Ce n’est pas encore un arrêt, mais c’est un nouveau coup de semonce qu’a adressé, jeudi 6 mai, la Cour de justice de l’Union européenne (CJUE) à la Pologne, au sujet de ses très controversées « réformes » des tribunaux. Déjà condamné pour avoir tenté de prendre le contrôle de la Cour suprême, en forçant à la retraite anticipée des magistrats qu’il n’avait pas lui-même nommé, le pouvoir polonais est cette fois-ci accusé par la Commission européenne d’avoir créé un régime disciplinaire des juges portant atteinte à leur indépendance. L’avocat général, Evgeni Tanchev, lui donne raison. Et bien que ses conclusions n’ont pas force obligatoire, elles sont souvent suivies par les juges de Luxembourg, qui devraient trancher d’ici quelques semaines.

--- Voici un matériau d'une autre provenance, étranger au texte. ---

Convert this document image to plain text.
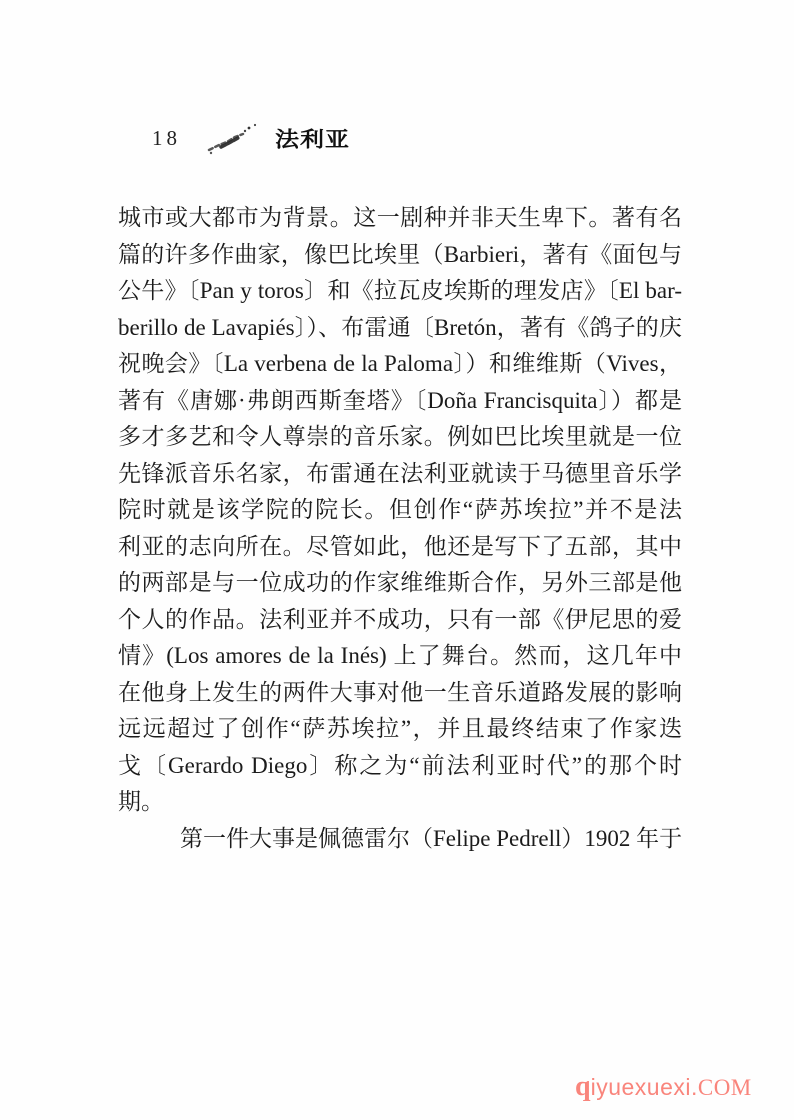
18	法利亚
城市或大都市为背景。这一剧种并非天生卑下。著有名
篇的许多作曲家，像巴比埃里（Barbieri，著有《面包与
公牛》〔Pan y toros〕和《拉瓦皮埃斯的理发店》〔El bar-
berillo de Lavapiés〕）、布雷通〔Bretón，著有《鸽子的庆
祝晚会》〔La verbena de la Paloma〕）和维维斯（Vives，
著有《唐娜·弗朗西斯奎塔》〔Doña Francisquita〕）都是
多才多艺和令人尊崇的音乐家。例如巴比埃里就是一位
先锋派音乐名家，布雷通在法利亚就读于马德里音乐学
院时就是该学院的院长。但创作“萨苏埃拉”并不是法
利亚的志向所在。尽管如此，他还是写下了五部，其中
的两部是与一位成功的作家维维斯合作，另外三部是他
个人的作品。法利亚并不成功，只有一部《伊尼思的爱
情》(Los amores de la Inés) 上了舞台。然而，这几年中
在他身上发生的两件大事对他一生音乐道路发展的影响
远远超过了创作“萨苏埃拉”，并且最终结束了作家迭
戈〔Gerardo Diego〕称之为“前法利亚时代”的那个时
期。
第一件大事是佩德雷尔（Felipe Pedrell）1902 年于
qiyuexuexi.COM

Les juges de cette chambre disciplinaire, créée au sein de la Cour suprême polonaise, sont nommés par le Conseil de la magistrature, dont les membres sont désignés par le Parlement polonais, dominé par le parti ultraconservateur Droit et justice, au pouvoir. « Toute absence apparente d’indépendance ou d’impartialité portant atteinte à la confiance que la justice doit inspirer aux justiciables ne peut être tolérée », rappelle l’avocat général. « Cette affaire s’inscrit dans le contexte d’un nombre grandissant de litiges dont la CJUE a été saisie, concernant des modifications de la loi polonaise ayant des incidences sur l’indépendance de la justice. »
Pour Evgeni Tanchev, elle « revêt indubitablement une importance fondamentale pour l’ordre juridique de l’Union. De manière générale, un régime disciplinaire des juges comporte un ensemble de règles permettant de rendre les juges responsables de formes graves de faute et contribue ainsi à renforcer la confiance du public envers les juridictions. Or, il devrait exister des garanties suffisantes pour ne pas porter atteinte à l’indépendance des juges par la menace ou l’imposition de sanctions susceptibles de leur être infligées. Un tel régime est donc lié à l’Etat de droit et, à son tour, au fonctionnement et à l’avenir du système juridictionnel de l’Union dépendant de la Cour et des juridictions nationales ».
Incertitudes sur le droit applicable
Le gouvernement polonais a mis en avant l’argument selon lequel le mécanisme disciplinaire des juges a un caractère interne, sans lien avec le droit de l’UE. Mais l’avocat général a souligné que dans un arrêt rendu en mars, « la CJUE [avait] elle‑même constaté que les autorités polonaises [avaient] récemment multiplié les initiatives visant à freiner les renvois préjudiciels à la CJUE portant sur la question de l’indépendance des juridictions en Pologne, ou à remettre en cause les décisions des juridictions polonaises ayant procédé à de tels renvois ».